Claudia was dying.
About six months the doctor had said. They could offer treatment, perhaps buy her a few more months on top of that but quality of life would be questionable given the side effects etc. They didn’t advise it.
In a little room with bare walls and one vase of daffodils sat on the windowsill, Claudia learned she wouldn’t have another Christmas, wouldn’t see her children graduate, wouldn’t ever be a grandma. She learned that time, which she had always felt to be as plentiful as sand grains on a beach, was actually a few flakes of gold panned from grit and soil.
She could hear Thomas, his hand trembling in hers, arguing with the doctor. Were they sure? The wonders of modern medicine, was there anything else they could try? What about these new wonder drugs they’re always going on about in the press? She squeezed his hand.

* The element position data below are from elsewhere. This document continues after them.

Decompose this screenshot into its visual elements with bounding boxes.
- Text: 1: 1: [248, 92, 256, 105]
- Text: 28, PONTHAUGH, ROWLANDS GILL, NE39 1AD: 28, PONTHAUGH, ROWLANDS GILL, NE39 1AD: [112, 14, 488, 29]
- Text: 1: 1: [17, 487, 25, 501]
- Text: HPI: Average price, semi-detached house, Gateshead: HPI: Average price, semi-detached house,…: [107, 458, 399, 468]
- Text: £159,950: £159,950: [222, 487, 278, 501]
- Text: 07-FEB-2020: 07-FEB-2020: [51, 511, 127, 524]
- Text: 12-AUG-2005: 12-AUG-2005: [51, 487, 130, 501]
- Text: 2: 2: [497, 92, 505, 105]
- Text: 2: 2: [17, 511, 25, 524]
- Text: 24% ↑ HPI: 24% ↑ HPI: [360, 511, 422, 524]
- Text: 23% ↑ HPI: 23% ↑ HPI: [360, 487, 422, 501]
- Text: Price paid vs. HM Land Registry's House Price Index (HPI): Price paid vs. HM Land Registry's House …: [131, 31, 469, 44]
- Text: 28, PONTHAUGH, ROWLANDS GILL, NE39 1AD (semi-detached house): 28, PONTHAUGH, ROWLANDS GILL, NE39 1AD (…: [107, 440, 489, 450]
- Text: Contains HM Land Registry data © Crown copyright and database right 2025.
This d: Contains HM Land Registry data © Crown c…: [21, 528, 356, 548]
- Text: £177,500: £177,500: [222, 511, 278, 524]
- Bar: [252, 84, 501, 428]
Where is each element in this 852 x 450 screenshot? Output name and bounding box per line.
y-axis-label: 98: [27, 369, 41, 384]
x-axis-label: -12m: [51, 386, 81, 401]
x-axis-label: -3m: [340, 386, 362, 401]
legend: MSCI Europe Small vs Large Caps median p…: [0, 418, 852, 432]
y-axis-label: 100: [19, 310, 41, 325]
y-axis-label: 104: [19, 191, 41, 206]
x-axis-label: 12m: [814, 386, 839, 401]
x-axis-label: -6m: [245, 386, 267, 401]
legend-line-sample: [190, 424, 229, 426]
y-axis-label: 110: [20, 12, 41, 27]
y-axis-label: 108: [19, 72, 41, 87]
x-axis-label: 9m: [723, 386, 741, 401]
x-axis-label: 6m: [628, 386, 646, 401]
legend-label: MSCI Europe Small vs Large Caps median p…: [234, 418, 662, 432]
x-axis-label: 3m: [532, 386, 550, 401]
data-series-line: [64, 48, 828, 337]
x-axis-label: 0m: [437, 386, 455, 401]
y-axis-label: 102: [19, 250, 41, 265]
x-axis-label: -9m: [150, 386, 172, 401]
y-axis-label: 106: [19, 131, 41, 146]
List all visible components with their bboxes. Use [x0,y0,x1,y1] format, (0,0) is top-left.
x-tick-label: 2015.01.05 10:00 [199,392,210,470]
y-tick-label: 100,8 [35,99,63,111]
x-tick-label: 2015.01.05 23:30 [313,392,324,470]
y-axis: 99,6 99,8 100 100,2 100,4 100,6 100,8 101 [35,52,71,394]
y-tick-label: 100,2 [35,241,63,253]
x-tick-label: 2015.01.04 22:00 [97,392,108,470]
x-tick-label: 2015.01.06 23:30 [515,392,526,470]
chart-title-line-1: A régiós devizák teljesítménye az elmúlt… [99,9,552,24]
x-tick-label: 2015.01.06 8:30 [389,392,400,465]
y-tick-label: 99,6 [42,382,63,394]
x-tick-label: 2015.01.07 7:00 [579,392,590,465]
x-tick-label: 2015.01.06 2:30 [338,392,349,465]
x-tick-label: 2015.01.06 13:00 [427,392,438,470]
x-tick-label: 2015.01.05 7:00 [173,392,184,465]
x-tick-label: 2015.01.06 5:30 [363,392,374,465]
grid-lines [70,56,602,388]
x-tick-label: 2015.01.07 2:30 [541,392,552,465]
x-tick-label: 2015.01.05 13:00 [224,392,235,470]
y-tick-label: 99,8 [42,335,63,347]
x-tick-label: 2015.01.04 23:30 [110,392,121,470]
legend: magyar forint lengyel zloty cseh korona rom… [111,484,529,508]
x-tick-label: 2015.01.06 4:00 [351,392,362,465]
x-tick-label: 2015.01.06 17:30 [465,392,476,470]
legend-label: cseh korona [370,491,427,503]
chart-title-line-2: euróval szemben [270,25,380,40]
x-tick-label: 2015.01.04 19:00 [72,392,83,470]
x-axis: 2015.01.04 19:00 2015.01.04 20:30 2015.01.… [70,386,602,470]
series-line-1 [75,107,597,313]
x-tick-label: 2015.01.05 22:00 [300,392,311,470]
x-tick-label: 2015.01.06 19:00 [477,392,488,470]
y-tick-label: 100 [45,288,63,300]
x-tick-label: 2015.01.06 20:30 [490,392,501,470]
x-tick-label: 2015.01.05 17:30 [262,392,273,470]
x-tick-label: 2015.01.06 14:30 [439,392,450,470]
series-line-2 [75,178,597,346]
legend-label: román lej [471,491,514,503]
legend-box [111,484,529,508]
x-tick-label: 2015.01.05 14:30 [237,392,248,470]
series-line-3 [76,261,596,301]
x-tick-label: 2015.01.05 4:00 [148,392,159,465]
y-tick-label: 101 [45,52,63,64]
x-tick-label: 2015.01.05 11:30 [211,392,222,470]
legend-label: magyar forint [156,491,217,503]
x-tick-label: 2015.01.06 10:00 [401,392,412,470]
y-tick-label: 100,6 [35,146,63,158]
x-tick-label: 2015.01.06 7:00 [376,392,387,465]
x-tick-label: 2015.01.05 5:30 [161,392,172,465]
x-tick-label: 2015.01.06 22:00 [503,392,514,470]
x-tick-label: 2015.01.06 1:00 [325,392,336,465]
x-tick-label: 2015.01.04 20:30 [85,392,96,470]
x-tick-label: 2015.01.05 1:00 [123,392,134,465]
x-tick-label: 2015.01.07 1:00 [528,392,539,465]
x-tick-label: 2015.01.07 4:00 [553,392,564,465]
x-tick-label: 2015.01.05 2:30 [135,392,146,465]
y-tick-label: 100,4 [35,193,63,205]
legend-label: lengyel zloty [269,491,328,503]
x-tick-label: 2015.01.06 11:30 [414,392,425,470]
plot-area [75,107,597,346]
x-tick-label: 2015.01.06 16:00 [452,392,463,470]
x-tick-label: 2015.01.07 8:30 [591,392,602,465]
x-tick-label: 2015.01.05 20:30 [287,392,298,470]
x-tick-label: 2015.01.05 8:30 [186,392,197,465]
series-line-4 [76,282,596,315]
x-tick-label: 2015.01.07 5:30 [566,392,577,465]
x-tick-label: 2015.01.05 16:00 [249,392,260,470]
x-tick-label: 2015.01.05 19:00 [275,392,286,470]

“No.” she whispered. They looked at her. She stood, smoothed her skirt and picked up her coat. She thanked the doctor, accepting his diagnosis with a firm shake of his hand, and pulled Thomas to his feet. They left the room.
And that was that.
The notes started appearing on the fridge almost straight away. Thomas read them as he went to get the milk for his tea. ‘Get plumber out to fix the leaky tap under the sink’, ‘sort out blocked drain’. The weeks passed and the collection grew. Sometimes they disappeared and Thomas, upon checking, realised that the little problem they were highlighting had been fixed. It was only when he read the little note that read “get Thomas some new slippers’ that it fully dawned on him exactly what Claudia was doing. The last time she had been like this was when she was heavily pregnant with Ben. ‘Nesting’ they had described it as in the baby books; having everything ready for the new baby’s arrival. Only this time, she was getting her nest ready to cope without her.
He sat on the kitchen floor and broke his heart.
Time became measured by the ebb and flow of little bits of paper stuck to a fridge door. Thomas helplessly watched as his house grew cleaner, newer and brighter and his wife faded by degrees. One night, he crept out of bed and went down to the kitchen. He gently removed each and every one of those notes and then, sitting for the rest of the night at the table, he wrote some of his own.
When Claudia woke the following morning, she went to read her fridge door as had become her habit. Instead of her lists of things to done, mended, cleaned, she was greeted with an invitation to watch the sun come up over the sea and the offer of a candle lit dinner for two in the garden. Tears slid down her cheeks as Thomas gently slipped his hand in hers and told her he didn’t want a house made perfect for her absence, he wanted memories.
And so it was.
Claudia did die. They managed seven months instead of the promised six but she did die.
By the time the end came, those little notes had been replaced with photographs, train ride tickets, wrappers from seaside sweets: flakes of gold snatched from murky waters. Every time Thomas went to get the milk for his tea, he would look at them; touch them with tender fingers.
Another little, tiny broken piece of him would mend.